Jimmy Durante’s versions
On June 20, 1950, the year in which he broke into television on Tallulah Bankhead’s NBC comedy-variety series The Big Show, 57-year-old Jimmy Durante went into MGM’s recording studios in Hollywood to record his first version of “Frosty the Snowman.” That orchestrated version was arranged and conducted by Roy Bargy, a pianist who had worked with jazz legend Bix Beiderbecke.
The single, released as a 10” shellac and 78rpm, featured a B-side called “(Isn’t It a Shame That) Christmas Comes But Once a Year” and his raspy-voiced version proved a hit for MGM after it was pressed at their own record manufacturing plant in Bloomfield, New Jersey and released in December 1950 for the Christmas rush. The most popular pressing featured a cartoon illustration of Durante in a bow tie standing behind the snowman.
By 1950, Durante was already one of America’s most famous entertainers. But most didn’t regard him as a singer. He was more famous for his vaudeville shows and film acting – he appeared in dozens of movies, including with Buster Keaton – even though he had started out as a jazz singer in the 1920s. One of Durante’s most distinctive features was his nose. (He was given the nickname The Great Schnozzola, and used to joke that “my nose was born first, I arrived on the scene two weeks later.”) Durante said he liked Frosty so much because the snowman also had “a big red Schnozzola.”

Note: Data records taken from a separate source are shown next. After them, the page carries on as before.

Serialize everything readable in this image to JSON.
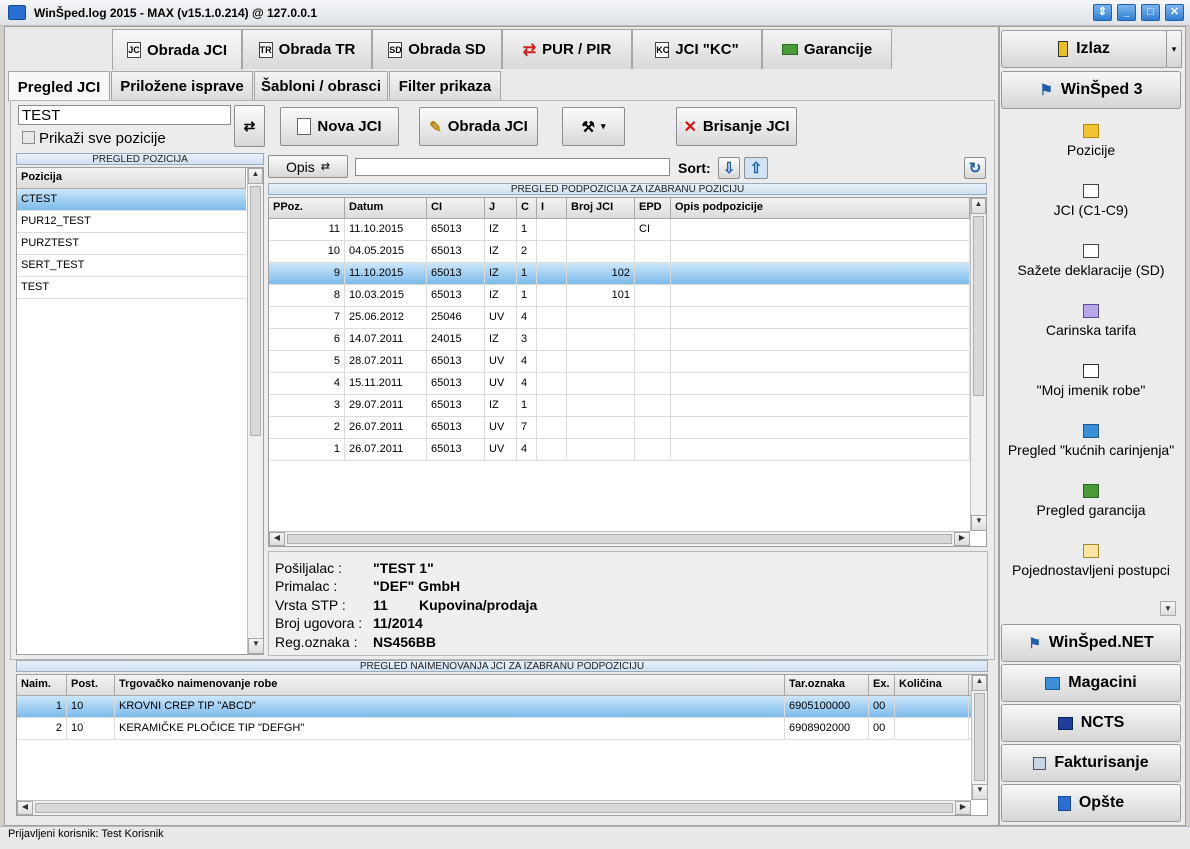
{
  "window": {
    "title": "WinŠped.log 2015 - MAX (v15.1.0.214) @ 127.0.0.1"
  },
  "top_tabs": [
    {
      "label": "Obrada JCI",
      "icon": "document-icon"
    },
    {
      "label": "Obrada TR",
      "icon": "document-tr-icon"
    },
    {
      "label": "Obrada SD",
      "icon": "document-sd-icon"
    },
    {
      "label": "PUR / PIR",
      "icon": "arrows-icon"
    },
    {
      "label": "JCI \"KC\"",
      "icon": "document-kc-icon"
    },
    {
      "label": "Garancije",
      "icon": "money-icon"
    }
  ],
  "sub_tabs": [
    "Pregled JCI",
    "Priložene isprave",
    "Šabloni / obrasci",
    "Filter prikaza"
  ],
  "filter": {
    "value": "TEST",
    "checkbox_label": "Prikaži sve pozicije"
  },
  "actions": {
    "new": "Nova JCI",
    "process": "Obrada JCI",
    "delete": "Brisanje JCI"
  },
  "opis": {
    "label": "Opis",
    "value": "",
    "sort_label": "Sort:"
  },
  "positions": {
    "caption": "PREGLED POZICIJA",
    "header": "Pozicija",
    "items": [
      "CTEST",
      "PUR12_TEST",
      "PURZTEST",
      "SERT_TEST",
      "TEST"
    ]
  },
  "subpositions": {
    "caption": "PREGLED PODPOZICIJA ZA IZABRANU POZICIJU",
    "headers": [
      "PPoz.",
      "Datum",
      "CI",
      "J",
      "C",
      "I",
      "Broj JCI",
      "EPD",
      "Opis podpozicije"
    ],
    "rows": [
      [
        "11",
        "11.10.2015",
        "65013",
        "IZ",
        "1",
        "",
        "",
        "CI",
        ""
      ],
      [
        "10",
        "04.05.2015",
        "65013",
        "IZ",
        "2",
        "",
        "",
        "",
        ""
      ],
      [
        "9",
        "11.10.2015",
        "65013",
        "IZ",
        "1",
        "",
        "102",
        "",
        ""
      ],
      [
        "8",
        "10.03.2015",
        "65013",
        "IZ",
        "1",
        "",
        "101",
        "",
        ""
      ],
      [
        "7",
        "25.06.2012",
        "25046",
        "UV",
        "4",
        "",
        "",
        "",
        ""
      ],
      [
        "6",
        "14.07.2011",
        "24015",
        "IZ",
        "3",
        "",
        "",
        "",
        ""
      ],
      [
        "5",
        "28.07.2011",
        "65013",
        "UV",
        "4",
        "",
        "",
        "",
        ""
      ],
      [
        "4",
        "15.11.2011",
        "65013",
        "UV",
        "4",
        "",
        "",
        "",
        ""
      ],
      [
        "3",
        "29.07.2011",
        "65013",
        "IZ",
        "1",
        "",
        "",
        "",
        ""
      ],
      [
        "2",
        "26.07.2011",
        "65013",
        "UV",
        "7",
        "",
        "",
        "",
        ""
      ],
      [
        "1",
        "26.07.2011",
        "65013",
        "UV",
        "4",
        "",
        "",
        "",
        ""
      ]
    ]
  },
  "details": {
    "sender_label": "Pošiljalac :",
    "sender": "\"TEST 1\"",
    "receiver_label": "Primalac :",
    "receiver": "\"DEF\" GmbH",
    "stp_label": "Vrsta STP :",
    "stp_code": "11",
    "stp_name": "Kupovina/prodaja",
    "contract_label": "Broj ugovora :",
    "contract": "11/2014",
    "reg_label": "Reg.oznaka :",
    "reg": "NS456BB"
  },
  "goods": {
    "caption": "PREGLED NAIMENOVANJA JCI ZA IZABRANU PODPOZICIJU",
    "headers": [
      "Naim.",
      "Post.",
      "Trgovačko naimenovanje robe",
      "Tar.oznaka",
      "Ex.",
      "Količina"
    ],
    "rows": [
      [
        "1",
        "10",
        "KROVNI CREP TIP \"ABCD\"",
        "6905100000",
        "00",
        ""
      ],
      [
        "2",
        "10",
        "KERAMIČKE PLOČICE TIP \"DEFGH\"",
        "6908902000",
        "00",
        ""
      ]
    ]
  },
  "right_panel": {
    "exit": "Izlaz",
    "winsped3": "WinŠped 3",
    "nav": [
      "Pozicije",
      "JCI (C1-C9)",
      "Sažete deklaracije (SD)",
      "Carinska tarifa",
      "\"Moj imenik robe\"",
      "Pregled \"kućnih carinjenja\"",
      "Pregled garancija",
      "Pojednostavljeni postupci"
    ],
    "bottom": [
      "WinŠped.NET",
      "Magacini",
      "NCTS",
      "Fakturisanje",
      "Opšte"
    ]
  },
  "status": "Prijavljeni korisnik: Test Korisnik",
  "colors": {
    "selection": "#7cbbeb",
    "accent": "#2f7fd4"
  }
}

Nearly two decades later, when Arthur Rankin Jr. was directing the famous television special based on the “Frosty the Snowman” lyrics, he said he wanted Durante to voice the narrator and sing the title song “in that strange Jimmy Durante voice.” The 25-minute animated film, featuring Jackie Vernon as the Snowman, was broadcast on CBS on December 7, 1969. The show quickly became a festive classic and Durante’s new version of the song, scored by Maury Laws, became popular again when the soundtrack was released. This version had him relating the story of Frosty to a young child who calls him “Uncle Jimmy.” In the film, Durante, who was a big supporter of children’s charities, also appeared as an animated caricature of himself.

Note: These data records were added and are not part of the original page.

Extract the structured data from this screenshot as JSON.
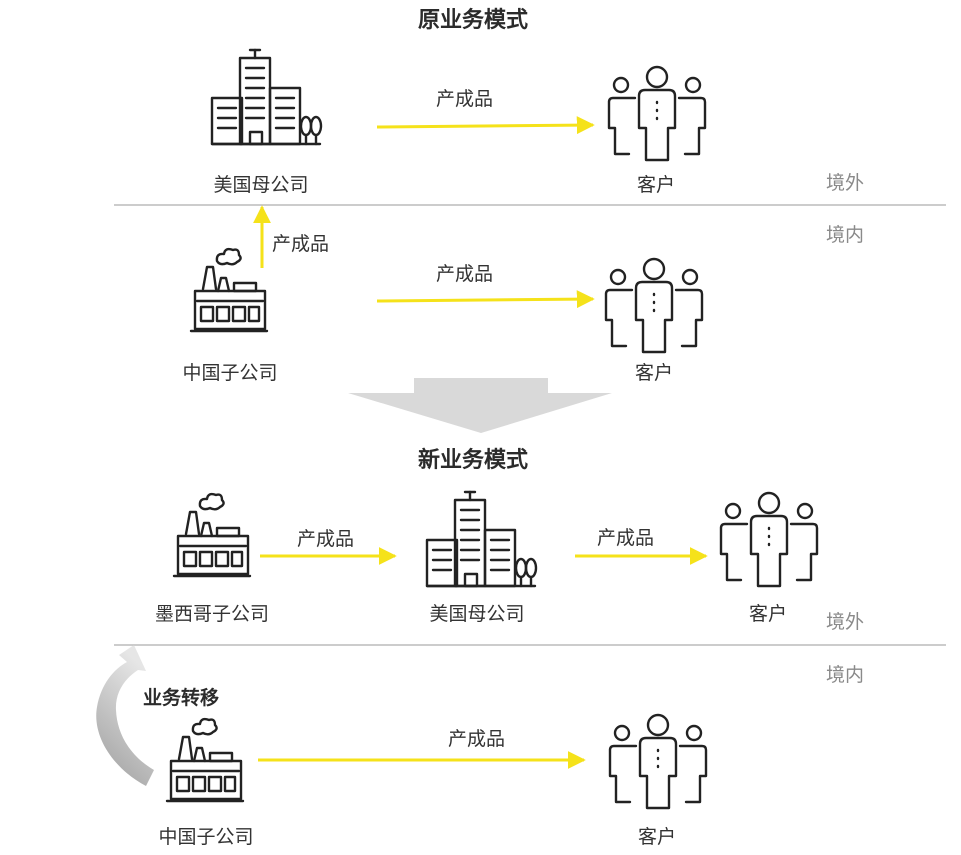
{
  "diagram": {
    "original_model": {
      "title": "原业务模式",
      "us_parent_label": "美国母公司",
      "customer_top_label": "客户",
      "china_sub_label": "中国子公司",
      "customer_bottom_label": "客户",
      "flow_us_to_customer": "产成品",
      "flow_cn_to_us": "产成品",
      "flow_cn_to_customer": "产成品",
      "region_overseas": "境外",
      "region_domestic": "境内"
    },
    "new_model": {
      "title": "新业务模式",
      "mexico_sub_label": "墨西哥子公司",
      "us_parent_label": "美国母公司",
      "customer_top_label": "客户",
      "china_sub_label": "中国子公司",
      "customer_bottom_label": "客户",
      "flow_mx_to_us": "产成品",
      "flow_us_to_customer": "产成品",
      "flow_cn_to_customer": "产成品",
      "transfer_label": "业务转移",
      "region_overseas": "境外",
      "region_domestic": "境内"
    },
    "colors": {
      "arrow": "#f5e21a",
      "transition_arrow": "#d9d9d9",
      "transfer_arrow": "#c8c8c8",
      "divider": "#9a9a9a",
      "region_text": "#8a8a8a",
      "icon_stroke": "#222222"
    },
    "icons": {
      "parent_company": "office-building-icon",
      "subsidiary": "factory-icon",
      "customer": "customer-group-icon"
    }
  }
}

The legacy of “Frosty The Snowman”
Although Nelson and Rollins never matched the success of “Frosty the Snowman,” they did write together again and in 1952, penned the public-service song “Smokey the Bear,” which was used in a campaign for forest safety and wildfire prevention. Although that composition may be a footnote in their songwriting story, “Frosty the Snowman” has proved to be one of the most popular songs of all time, recorded more than a thousand times, in numerous styles.

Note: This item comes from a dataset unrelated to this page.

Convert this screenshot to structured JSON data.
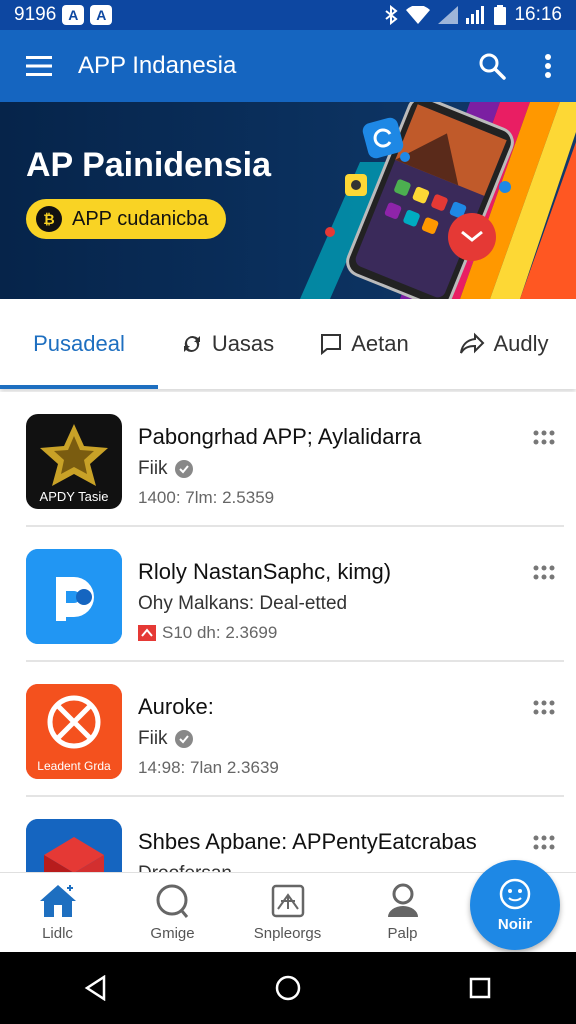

It was recorded by Ella Fitzgerald on her 1960 Verve Records jazz release Ella Wishes You a Swinging Christmas. The Beach Boys did a pop version in 1964’s Beach Boys Christmas Album, Bing Crosby crooned it in his inimitable style and a 12-year-old Michael Jackson even did a Motown version with the Jackson 5 in 1970. The exploits of the famous snowman, who has fun with the children telling them “let’s run and we’ll have some fun now before I melt away,” have also been sung about by The Ronettes, Willie Nelson, Perry Como, Glen Campbell, Billy Idol, and Michael Bublé.